Note: To prevent repeated message consumption, downstream service business logic processing is idempotent. At the same time, exceptions may occur in steps 8, 9, and every 10 due to system or network reasons. On failure 8, the message is pushed again (mainstream MQ guarantees that the message is delivered at least once) and the downstream service business logic is idempotent. If step 9 fails, timed sent messages are scanned by a scheduled task pair in the reliable messaging service and reposted to MQ. If step 10 fails, the same message will be pushed again. If the message status in the message table is “Completed”, it will be good to ACK the message again directly. Refer to the previous article on the necessity of idempotent business operations in distributed systems for idempotent business operations.

2.3 Transaction Messages

Transactional messaging, also known as reliable message Ultimate Consistency, is supported by many open source messaging middleware such as RocketMQ and Kafka. At its core, the idea is the same as local message tables and trusted message services, but the trusted message services and MQ functions are wrapped together, masking the low-level details and making it easier for users to use.

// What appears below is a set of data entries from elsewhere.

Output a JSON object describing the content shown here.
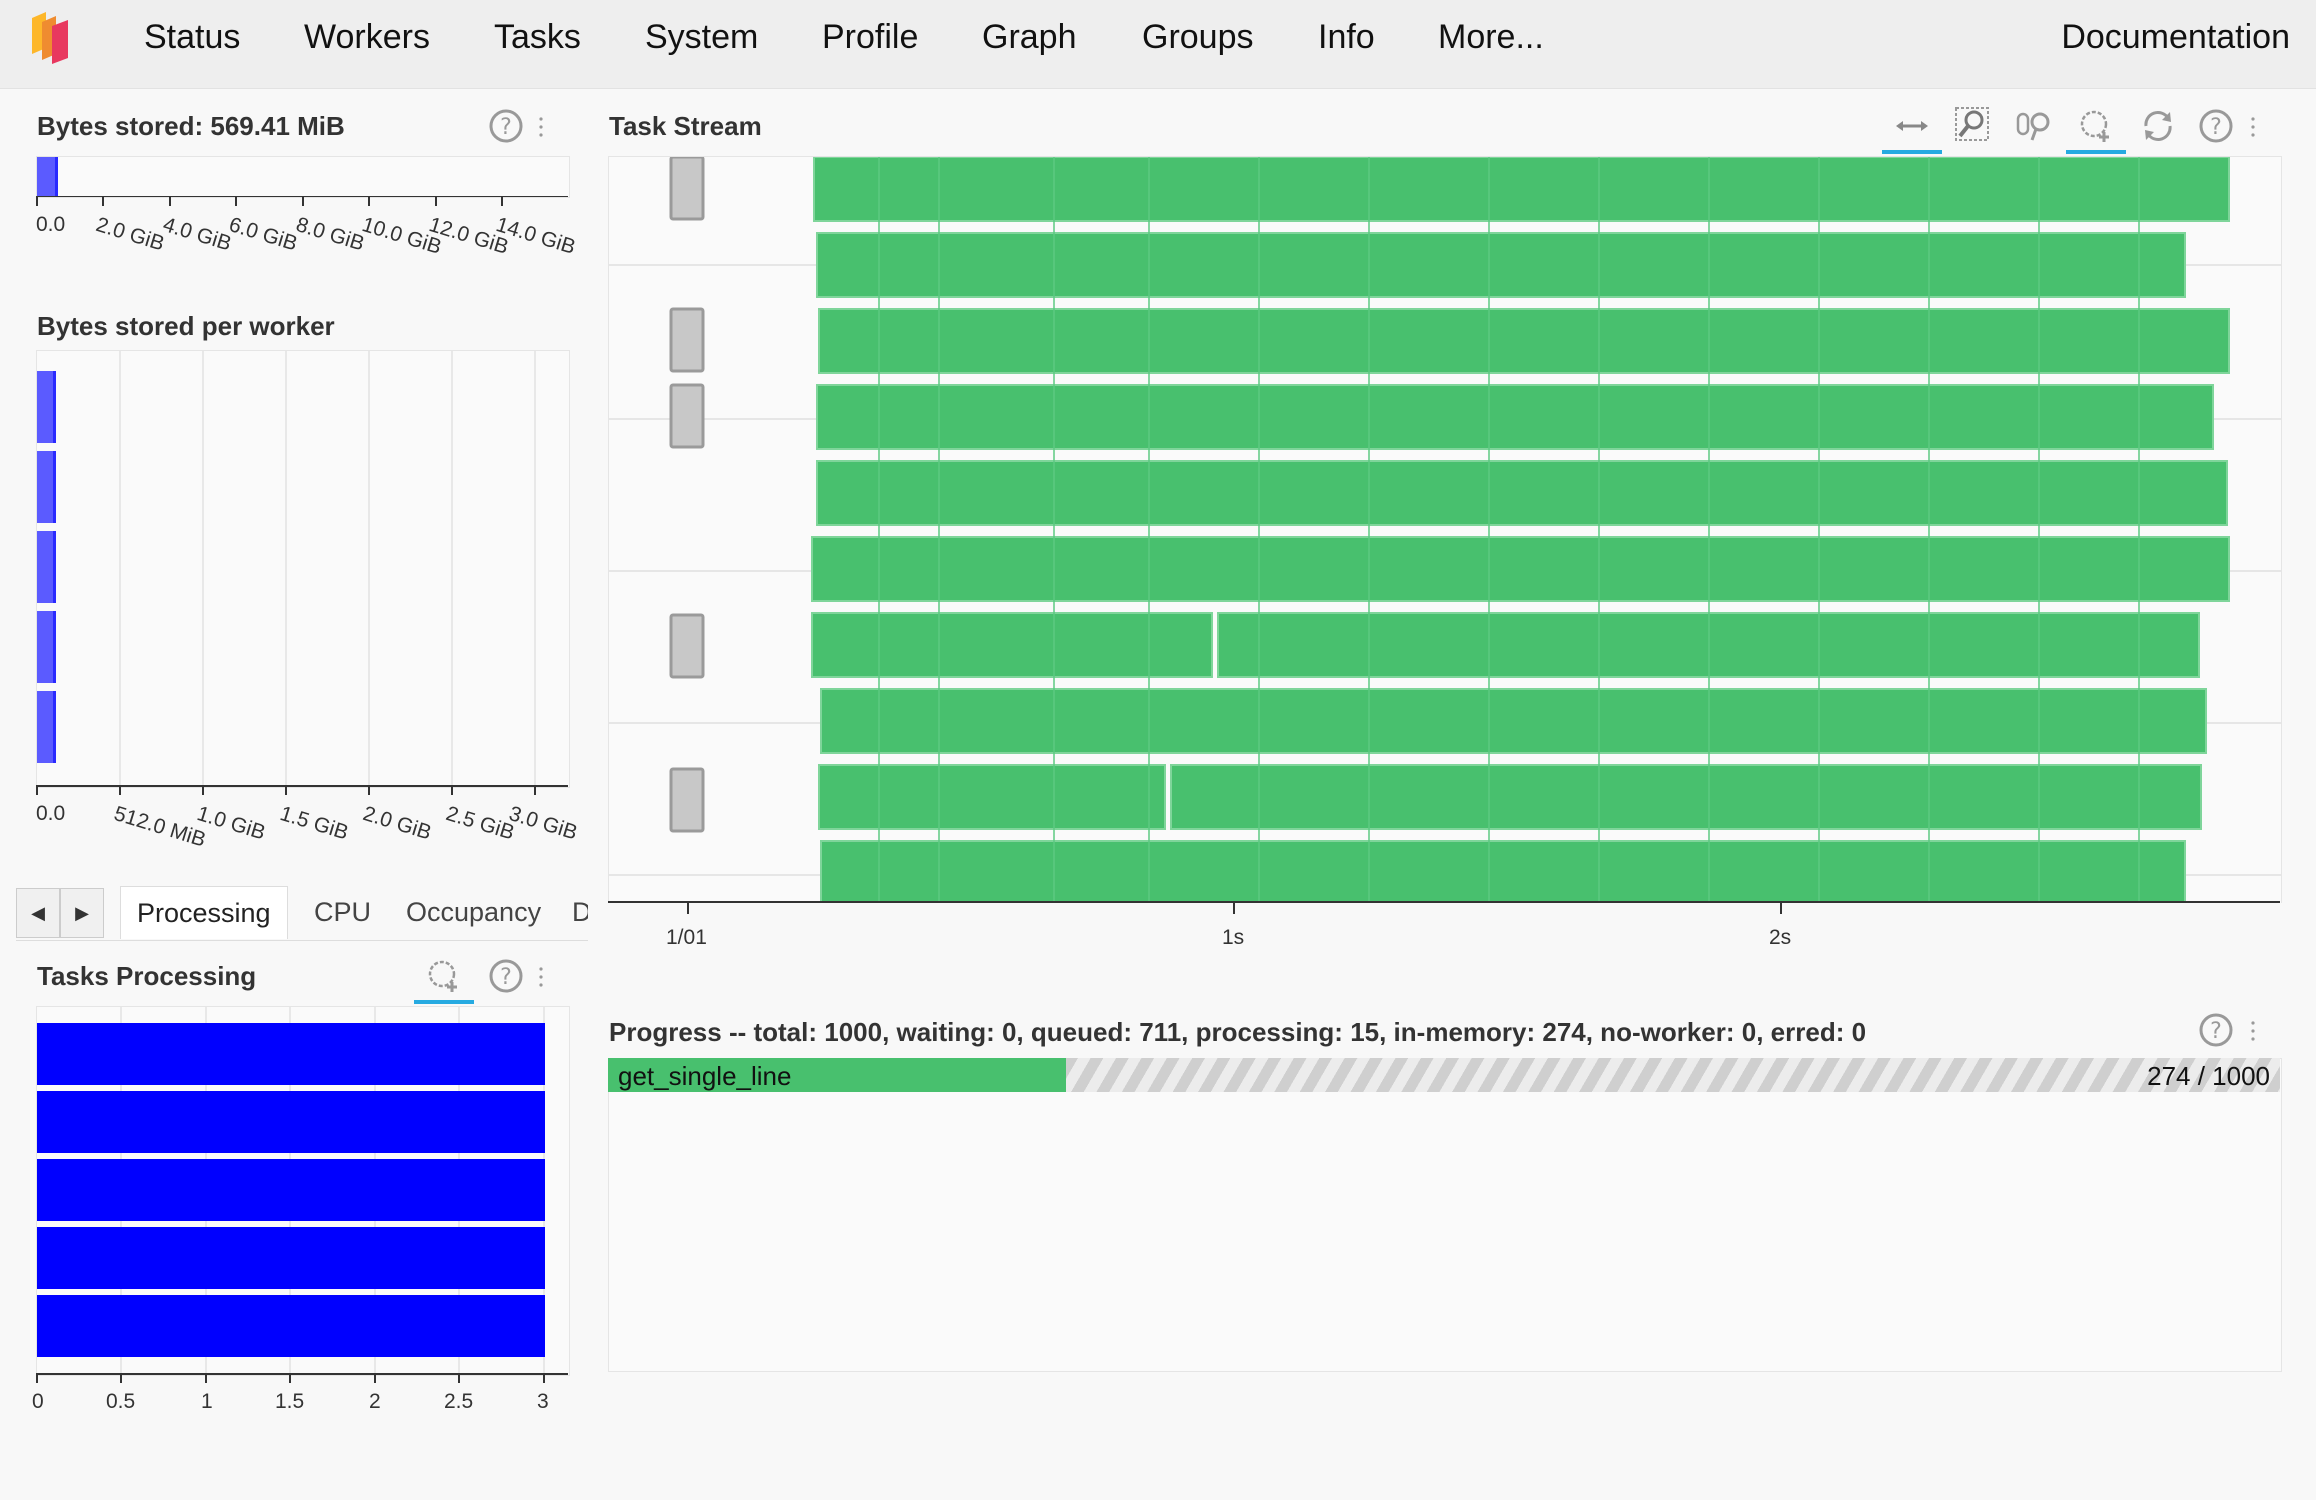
{
  "nav": {
    "items": [
      "Status",
      "Workers",
      "Tasks",
      "System",
      "Profile",
      "Graph",
      "Groups",
      "Info",
      "More..."
    ],
    "documentation": "Documentation"
  },
  "bytes_stored": {
    "title": "Bytes stored: 569.41 MiB",
    "ticks": [
      "0.0",
      "2.0 GiB",
      "4.0 GiB",
      "6.0 GiB",
      "8.0 GiB",
      "10.0 GiB",
      "12.0 GiB",
      "14.0 GiB"
    ]
  },
  "bytes_per_worker": {
    "title": "Bytes stored per worker",
    "ticks": [
      "0.0",
      "512.0 MiB",
      "1.0 GiB",
      "1.5 GiB",
      "2.0 GiB",
      "2.5 GiB",
      "3.0 GiB"
    ]
  },
  "task_stream": {
    "title": "Task Stream",
    "ticks": [
      "1/01",
      "1s",
      "2s"
    ]
  },
  "tabs": [
    "Processing",
    "CPU",
    "Occupancy",
    "Da"
  ],
  "tasks_processing": {
    "title": "Tasks Processing",
    "ticks": [
      "0",
      "0.5",
      "1",
      "1.5",
      "2",
      "2.5",
      "3"
    ]
  },
  "progress": {
    "title": "Progress -- total: 1000, waiting: 0, queued: 711, processing: 15, in-memory: 274, no-worker: 0, erred: 0",
    "name": "get_single_line",
    "count": "274 / 1000",
    "fraction": 0.274
  },
  "colors": {
    "task": "#48c06e",
    "bar_blue": "#0000ff",
    "worker_bar": "#5b5bff",
    "accent": "#26aae1"
  },
  "icons": [
    "pan-icon",
    "box-zoom-icon",
    "wheel-zoom-icon",
    "hover-icon",
    "reset-icon",
    "help-icon"
  ]
}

RocketMQ already supports distributed transaction messages in 4.3.0, where RocketMQ uses the 2PC approach to commit transaction messages and adds a compensation logic to handle two-phase timeout or failure messages, as shown in the figure below.

The figure above illustrates the general scheme of transaction message, which is divided into two processes: normal transaction message sending and submission, transaction message compensation process.

  • Transaction message sending and submission

(1) The upstream service sends half messages to the MQ Server.

(2) MQ Server Server response message writing results (at this time the half message is not visible to downstream message subscribers).

(3) The upstream service performs a local transaction based on the sent result (if the write fails, the half message is not visible to the business and the local logic is not executed).

(4) Upstream services perform Commit or Rollback according to the local transaction status (Commit operation generates message index, message visible to consumers)

  • The compensation process

(5) For pending transaction messages that are not Commit/Rollback, MQ Server initiates a “back check” to the upstream service.

(6) When the upstream service receives the backcheck message, it checks the status of the local transaction corresponding to the backcheck message

(7) According to the local transaction status, the upstream service recommit or Rollback

The compensation phase is used to resolve the timeout or failure of message Commit or Rollback.

conclusion

This article summarizes the eventual consistency based on message delivery and consumption to achieve the main scheme of distributed transaction local messages table, reliable service, transaction information, these solutions are essentially turns the business operations of across systems reliable message delivery and consumption, to achieve the goal of the distributed transaction is split into multiple local affairs, and achieve the eventual consistency of data between systems.

Reference documentation

Distributed Transactions in distributed theory: Final consistency schemes for reliable messages

RocketMQ transaction message design

At the end

Original is not easy, praise, look, forwarding is a great encouragement to me, concern about the public number insight source code is my biggest support. At the same time believe that I will share more dry goods, I grow with you, I progress with you.